Like @alicewithoutbob, I am experimenting with Strawberry Fields and have also noticed the same instability in the Wigner function calculation, even with a ‘reasonable’ amount of squeezing (around 6 dB).
I am using this definition for the squeezed state:
def Squeeze(r, cutoff):
"""This function aims to build a vacuum squeezed state in the Fock basis
r : Squeezing parameter
"""
prog = sf.Program(1)
eng = sf.Engine("fock", backend_options={"cutoff_dim": cutoff})
with prog.context as q:
S = Sgate(r)
S | q[0]
state = eng.run(prog).state
print("State trace : {} ".format(state.trace()))
return [state, format(state.trace())]
Compute a vacuum squeezed state with different cutoff, and calculate the Wigner function
ds = [150, 200, 250]
Ws = []
states = []
X = np.linspace(-15, 15, 401)
P = np.linspace(-15, 15, 401)
for i in ds:
state = Squeeze(-0.7, i)
states.append(state[0])
Ws.append(state[0].wigner(mode=0, xvec=X, pvec=P))

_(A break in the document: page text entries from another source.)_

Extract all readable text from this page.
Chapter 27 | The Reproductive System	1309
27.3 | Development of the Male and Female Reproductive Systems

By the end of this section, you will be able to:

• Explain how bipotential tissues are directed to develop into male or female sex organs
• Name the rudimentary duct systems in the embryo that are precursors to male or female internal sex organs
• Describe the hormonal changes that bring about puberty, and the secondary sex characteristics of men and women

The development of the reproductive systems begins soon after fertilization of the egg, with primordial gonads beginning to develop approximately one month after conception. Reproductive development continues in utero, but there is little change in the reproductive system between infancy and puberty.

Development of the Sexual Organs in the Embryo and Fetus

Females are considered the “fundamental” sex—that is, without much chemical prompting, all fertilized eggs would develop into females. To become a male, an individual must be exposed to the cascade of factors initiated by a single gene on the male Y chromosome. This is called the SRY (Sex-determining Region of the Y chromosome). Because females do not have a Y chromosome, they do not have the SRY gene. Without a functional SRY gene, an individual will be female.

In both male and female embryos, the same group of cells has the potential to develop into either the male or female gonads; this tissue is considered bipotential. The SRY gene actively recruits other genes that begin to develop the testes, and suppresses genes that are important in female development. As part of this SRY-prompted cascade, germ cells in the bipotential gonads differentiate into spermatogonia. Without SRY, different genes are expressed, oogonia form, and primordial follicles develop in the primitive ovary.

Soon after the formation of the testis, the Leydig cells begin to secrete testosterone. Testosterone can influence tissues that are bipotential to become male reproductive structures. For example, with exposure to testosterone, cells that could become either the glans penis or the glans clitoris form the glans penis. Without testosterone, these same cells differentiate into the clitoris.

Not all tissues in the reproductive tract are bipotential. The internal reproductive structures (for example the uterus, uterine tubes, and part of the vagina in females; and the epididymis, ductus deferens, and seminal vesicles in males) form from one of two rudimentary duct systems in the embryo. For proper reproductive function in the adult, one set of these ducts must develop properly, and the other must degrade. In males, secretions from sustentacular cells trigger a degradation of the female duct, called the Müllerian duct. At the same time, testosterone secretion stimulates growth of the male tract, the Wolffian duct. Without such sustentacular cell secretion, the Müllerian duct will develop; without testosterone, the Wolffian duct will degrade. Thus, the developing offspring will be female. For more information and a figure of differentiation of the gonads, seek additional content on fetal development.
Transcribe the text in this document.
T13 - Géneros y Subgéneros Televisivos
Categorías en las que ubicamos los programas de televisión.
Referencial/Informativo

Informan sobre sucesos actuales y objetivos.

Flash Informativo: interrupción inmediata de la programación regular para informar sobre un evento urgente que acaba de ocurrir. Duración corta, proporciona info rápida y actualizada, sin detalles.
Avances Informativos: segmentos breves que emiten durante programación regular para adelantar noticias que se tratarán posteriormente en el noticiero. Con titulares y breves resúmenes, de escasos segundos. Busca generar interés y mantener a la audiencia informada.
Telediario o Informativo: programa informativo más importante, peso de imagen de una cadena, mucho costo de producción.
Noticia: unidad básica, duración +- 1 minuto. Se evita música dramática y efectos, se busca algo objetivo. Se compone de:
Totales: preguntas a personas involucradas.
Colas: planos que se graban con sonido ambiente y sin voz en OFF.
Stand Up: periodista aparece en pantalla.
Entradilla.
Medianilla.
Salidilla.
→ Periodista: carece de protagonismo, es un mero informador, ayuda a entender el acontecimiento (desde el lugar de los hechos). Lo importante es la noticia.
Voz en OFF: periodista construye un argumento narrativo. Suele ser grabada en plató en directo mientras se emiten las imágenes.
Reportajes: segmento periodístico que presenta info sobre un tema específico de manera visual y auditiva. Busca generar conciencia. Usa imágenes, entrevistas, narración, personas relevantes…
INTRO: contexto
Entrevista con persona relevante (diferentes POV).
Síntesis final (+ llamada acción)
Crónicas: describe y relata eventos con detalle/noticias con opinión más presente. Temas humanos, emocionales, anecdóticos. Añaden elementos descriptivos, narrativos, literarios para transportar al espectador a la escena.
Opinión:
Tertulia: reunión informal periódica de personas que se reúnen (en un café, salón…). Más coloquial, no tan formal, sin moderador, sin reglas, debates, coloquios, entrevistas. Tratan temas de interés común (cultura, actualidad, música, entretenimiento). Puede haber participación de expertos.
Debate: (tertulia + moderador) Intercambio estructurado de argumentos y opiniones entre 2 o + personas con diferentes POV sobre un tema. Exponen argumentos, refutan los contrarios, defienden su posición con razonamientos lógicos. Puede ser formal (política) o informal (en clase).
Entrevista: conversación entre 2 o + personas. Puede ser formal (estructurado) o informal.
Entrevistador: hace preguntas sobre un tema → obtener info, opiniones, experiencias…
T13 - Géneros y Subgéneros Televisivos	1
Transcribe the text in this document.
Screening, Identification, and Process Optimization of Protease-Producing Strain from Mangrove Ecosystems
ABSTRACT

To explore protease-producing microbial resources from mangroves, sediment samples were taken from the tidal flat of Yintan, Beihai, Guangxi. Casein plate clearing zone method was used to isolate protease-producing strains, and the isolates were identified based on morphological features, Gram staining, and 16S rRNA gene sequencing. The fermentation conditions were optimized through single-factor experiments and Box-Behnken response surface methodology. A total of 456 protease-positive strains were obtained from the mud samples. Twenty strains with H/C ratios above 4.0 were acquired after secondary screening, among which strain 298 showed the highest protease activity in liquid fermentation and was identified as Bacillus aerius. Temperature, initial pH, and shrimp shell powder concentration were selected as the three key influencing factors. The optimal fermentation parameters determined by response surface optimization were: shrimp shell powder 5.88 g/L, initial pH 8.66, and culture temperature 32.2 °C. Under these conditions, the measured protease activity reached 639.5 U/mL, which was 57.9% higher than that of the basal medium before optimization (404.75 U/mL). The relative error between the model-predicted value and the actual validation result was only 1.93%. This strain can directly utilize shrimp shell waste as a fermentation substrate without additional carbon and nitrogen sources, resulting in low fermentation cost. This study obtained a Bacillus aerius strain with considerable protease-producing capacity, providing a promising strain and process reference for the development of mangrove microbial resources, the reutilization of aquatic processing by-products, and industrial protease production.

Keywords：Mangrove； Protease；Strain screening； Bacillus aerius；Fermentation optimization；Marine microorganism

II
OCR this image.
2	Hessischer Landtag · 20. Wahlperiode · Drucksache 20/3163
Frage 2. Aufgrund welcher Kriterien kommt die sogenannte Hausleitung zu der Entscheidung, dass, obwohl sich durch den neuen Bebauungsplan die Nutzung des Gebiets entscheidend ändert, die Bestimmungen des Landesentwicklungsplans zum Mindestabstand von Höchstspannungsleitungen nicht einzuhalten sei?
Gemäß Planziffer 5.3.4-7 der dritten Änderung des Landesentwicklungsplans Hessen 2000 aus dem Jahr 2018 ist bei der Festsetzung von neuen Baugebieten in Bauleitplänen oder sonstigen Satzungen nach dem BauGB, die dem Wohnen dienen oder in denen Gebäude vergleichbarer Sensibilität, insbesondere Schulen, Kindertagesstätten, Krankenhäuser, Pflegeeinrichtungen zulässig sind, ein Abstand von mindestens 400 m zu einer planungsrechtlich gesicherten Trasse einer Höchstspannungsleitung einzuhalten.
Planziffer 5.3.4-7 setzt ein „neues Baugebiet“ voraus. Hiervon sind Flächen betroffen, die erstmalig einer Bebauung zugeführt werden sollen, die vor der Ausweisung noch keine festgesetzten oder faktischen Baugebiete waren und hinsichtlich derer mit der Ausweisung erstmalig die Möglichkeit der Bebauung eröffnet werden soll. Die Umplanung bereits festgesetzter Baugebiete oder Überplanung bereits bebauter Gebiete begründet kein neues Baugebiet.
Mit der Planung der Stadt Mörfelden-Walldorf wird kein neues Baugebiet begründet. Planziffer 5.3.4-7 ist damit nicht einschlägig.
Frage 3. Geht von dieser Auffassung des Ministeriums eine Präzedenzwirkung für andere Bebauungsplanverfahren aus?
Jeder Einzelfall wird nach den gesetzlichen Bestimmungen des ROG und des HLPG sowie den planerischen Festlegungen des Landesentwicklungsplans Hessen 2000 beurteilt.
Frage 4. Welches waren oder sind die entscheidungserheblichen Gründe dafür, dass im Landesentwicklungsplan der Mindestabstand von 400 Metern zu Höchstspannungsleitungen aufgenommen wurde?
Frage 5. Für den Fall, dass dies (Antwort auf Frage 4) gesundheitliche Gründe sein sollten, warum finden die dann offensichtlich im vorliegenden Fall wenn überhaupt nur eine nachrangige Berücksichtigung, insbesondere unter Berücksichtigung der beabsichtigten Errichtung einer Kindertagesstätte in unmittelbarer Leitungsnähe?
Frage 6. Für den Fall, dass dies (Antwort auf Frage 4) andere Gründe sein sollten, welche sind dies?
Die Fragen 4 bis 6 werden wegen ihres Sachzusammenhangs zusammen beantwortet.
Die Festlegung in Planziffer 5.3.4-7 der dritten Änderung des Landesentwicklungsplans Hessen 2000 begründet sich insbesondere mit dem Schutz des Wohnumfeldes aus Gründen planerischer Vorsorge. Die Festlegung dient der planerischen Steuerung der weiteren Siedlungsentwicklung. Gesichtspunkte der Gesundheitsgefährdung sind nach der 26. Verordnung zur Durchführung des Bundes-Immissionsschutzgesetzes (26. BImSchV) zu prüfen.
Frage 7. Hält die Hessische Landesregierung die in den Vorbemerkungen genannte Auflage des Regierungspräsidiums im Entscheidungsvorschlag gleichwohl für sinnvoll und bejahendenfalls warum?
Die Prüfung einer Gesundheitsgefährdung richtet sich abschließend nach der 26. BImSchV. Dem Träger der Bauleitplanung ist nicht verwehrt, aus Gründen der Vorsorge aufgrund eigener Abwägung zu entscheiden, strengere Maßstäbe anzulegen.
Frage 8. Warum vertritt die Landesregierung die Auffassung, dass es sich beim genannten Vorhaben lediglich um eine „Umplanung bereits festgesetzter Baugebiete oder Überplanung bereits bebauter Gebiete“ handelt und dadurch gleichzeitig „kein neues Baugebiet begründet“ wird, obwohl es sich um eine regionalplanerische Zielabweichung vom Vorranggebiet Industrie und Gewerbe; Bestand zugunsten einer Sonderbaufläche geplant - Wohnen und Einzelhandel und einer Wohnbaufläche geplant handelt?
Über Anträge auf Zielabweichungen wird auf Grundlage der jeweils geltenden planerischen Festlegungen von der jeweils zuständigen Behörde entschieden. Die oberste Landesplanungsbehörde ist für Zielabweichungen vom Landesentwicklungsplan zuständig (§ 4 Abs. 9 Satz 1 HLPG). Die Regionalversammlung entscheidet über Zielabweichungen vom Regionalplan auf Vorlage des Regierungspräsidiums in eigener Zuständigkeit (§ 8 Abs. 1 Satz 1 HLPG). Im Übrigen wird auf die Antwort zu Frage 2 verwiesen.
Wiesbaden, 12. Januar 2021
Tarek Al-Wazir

The following plot is the wigner function I obtained :
The issue is that at around a cutoff of 200, the calculation of the Wigner function for squeezed vacuum states computed with the Fock backend seems unstable, even with a reasonable amount of squeezing.
I reviewed the code used to calculate the Wigner function and did not find what causes these instabilities.
I need to increase the cutoff with the Fock backend for further studies, and I wonder if there is a way to correct this.
I also thought that the more the cutoff is increased, the more accurate on the calculation you are but it is not the case here and I was wondering why.
Thank you for your attention and your time and have a good day.